The capital and land of the rich is worthless to them without a supply of labor to produce surplus value. And even if they can find labor, their ability to extract surplus value from their labor force depends on a labor market that favors buyers over sellers. Anything that marginally increases the independence of labor and reduces its dependence on wages, and marginally reduces the supply of labor available to capitalists and landlords, will also marginally reduce the rate of profit and thus make their land and capital less profitable to them. The value of land and capital to landlords and capitalists depends on the ability to hire labor on their own terms. Anything that increases the marginal price of labor will reduce the marginal returns on capital and land.

What’s more, even a partial shift in bargaining power from capital to labor will increase the share of their product that wage-workers receive even in capitalist industry. The individualist anarchists argue that a removal of special legal privileges for capital would increase the bargaining power of labor until the rate of profit was effectively zero, and capitalist enterprises took on the character (de facto) of workers’ co-ops.

And the owning classes use less efficient forms of production precisely because the state gives them preferential access to large tracts of land and subsidizes the inefficiency costs of large-scale production. Those engaged in the alternative economy, on the other hand, will be making the most intensive and efficient use of the land and capital available to them. So the balance of forces between the alternative and capitalist economy will not be anywhere near as uneven as the distribution of property might indicate.

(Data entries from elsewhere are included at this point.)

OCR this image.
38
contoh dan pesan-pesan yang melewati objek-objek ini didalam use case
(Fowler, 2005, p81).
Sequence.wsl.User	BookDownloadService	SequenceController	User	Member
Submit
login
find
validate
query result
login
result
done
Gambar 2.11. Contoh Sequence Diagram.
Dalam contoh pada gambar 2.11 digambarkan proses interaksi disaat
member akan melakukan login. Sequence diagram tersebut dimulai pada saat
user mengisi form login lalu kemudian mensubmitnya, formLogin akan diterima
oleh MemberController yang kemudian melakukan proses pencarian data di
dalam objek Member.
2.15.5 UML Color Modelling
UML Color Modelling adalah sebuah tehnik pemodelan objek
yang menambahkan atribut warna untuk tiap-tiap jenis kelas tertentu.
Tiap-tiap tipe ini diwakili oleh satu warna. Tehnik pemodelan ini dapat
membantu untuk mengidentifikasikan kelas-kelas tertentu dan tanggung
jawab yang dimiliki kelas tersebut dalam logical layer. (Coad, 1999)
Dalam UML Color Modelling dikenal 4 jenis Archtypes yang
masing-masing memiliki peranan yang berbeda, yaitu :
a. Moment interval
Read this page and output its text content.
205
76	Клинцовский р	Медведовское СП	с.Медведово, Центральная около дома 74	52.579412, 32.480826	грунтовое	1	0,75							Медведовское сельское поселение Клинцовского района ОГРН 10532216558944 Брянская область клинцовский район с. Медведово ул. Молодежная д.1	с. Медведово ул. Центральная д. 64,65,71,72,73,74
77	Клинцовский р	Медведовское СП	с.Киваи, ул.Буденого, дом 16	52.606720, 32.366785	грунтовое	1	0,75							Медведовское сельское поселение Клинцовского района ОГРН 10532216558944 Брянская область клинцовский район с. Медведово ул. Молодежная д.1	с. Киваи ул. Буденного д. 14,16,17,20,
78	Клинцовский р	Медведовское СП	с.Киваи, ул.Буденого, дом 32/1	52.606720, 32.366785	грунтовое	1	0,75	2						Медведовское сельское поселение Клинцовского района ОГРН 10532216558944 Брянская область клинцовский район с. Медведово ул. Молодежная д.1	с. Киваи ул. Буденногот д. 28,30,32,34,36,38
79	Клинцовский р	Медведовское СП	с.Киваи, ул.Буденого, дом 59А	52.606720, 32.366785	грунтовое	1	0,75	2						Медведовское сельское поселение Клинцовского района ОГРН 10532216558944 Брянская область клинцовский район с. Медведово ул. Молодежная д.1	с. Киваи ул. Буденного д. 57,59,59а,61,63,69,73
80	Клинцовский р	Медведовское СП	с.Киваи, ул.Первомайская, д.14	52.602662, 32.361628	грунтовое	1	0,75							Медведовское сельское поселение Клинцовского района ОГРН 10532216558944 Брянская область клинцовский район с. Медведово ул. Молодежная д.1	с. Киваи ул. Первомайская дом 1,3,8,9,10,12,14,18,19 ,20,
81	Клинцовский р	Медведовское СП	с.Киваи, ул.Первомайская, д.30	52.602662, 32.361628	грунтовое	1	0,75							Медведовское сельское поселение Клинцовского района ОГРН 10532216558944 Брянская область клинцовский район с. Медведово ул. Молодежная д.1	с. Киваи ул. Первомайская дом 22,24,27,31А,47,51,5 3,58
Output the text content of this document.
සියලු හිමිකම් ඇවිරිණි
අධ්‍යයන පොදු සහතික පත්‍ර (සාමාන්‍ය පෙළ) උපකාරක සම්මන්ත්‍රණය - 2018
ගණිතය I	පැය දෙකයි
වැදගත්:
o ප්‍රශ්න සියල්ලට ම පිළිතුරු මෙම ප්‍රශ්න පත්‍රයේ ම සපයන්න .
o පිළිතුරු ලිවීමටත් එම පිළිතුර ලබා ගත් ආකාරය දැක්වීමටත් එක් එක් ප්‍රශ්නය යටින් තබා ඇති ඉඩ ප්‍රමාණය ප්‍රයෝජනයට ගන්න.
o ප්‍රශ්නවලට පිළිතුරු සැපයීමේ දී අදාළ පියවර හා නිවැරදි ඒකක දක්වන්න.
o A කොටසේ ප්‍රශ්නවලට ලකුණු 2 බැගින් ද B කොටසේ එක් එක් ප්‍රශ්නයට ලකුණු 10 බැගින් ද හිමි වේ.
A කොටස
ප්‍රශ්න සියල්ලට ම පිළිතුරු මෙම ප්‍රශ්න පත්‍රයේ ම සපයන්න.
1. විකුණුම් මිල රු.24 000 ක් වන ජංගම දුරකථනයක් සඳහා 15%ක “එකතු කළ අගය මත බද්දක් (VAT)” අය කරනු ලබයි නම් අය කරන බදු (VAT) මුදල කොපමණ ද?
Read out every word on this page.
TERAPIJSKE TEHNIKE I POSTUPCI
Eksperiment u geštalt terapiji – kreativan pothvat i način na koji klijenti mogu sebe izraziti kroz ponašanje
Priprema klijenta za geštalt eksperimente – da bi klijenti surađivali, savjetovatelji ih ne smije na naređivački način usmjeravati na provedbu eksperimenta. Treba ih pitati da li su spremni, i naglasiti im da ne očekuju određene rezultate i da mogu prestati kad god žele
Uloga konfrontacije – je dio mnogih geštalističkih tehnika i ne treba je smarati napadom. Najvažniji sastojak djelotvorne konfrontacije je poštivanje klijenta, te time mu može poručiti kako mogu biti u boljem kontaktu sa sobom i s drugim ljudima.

If everyone capable of benefiting from the alternative economy participates in it, and it makes full and efficient use of the resources already available to them, eventually we’ll have a society where most of what the average person consumes is produced in a network of self-employed or worker-owned production, and the owning classes are left with large tracts of land and understaffed factories that are almost useless to them because it’s so hard to hire labor except at an unprofitable price. At that point, the correlation of forces will have shifted until the capitalists and landlords are islands in a mutualist sea--and their land and factories will be the last thing to fall, just like the U.S Embassy in Saigon.

Addendum--Right after posting this, I happened on this excellent post by Dave Pollard. It included the following passage, which is a perfect restatement of what Paul Goodman said in the block quote above.

What is the reason that so many bottom-up ideas and innovations never make it into the commercial marketplace? I’m not a believer in conspiracy theories that corporations deliberately buy up and suppress more durable inventions to keep them from cannibalizing their market. I think it’s more likely that people with good ideas are just disconnected from those with the skills and resources needed to implement those ideas. And vice versa — those with commercialization skills and resources are rewarded by the market (and by shareholders) for not fixing what ain’t broke, for not changing what they’re doing until and unless they have to.

So on the one hand we have an astonishing and unprecedented flood of good ideas, made possible by the democratization of knowledge (the Internet etc.), and on the other hand we have this incredible inertia by those who could make those ideas reality, change everything.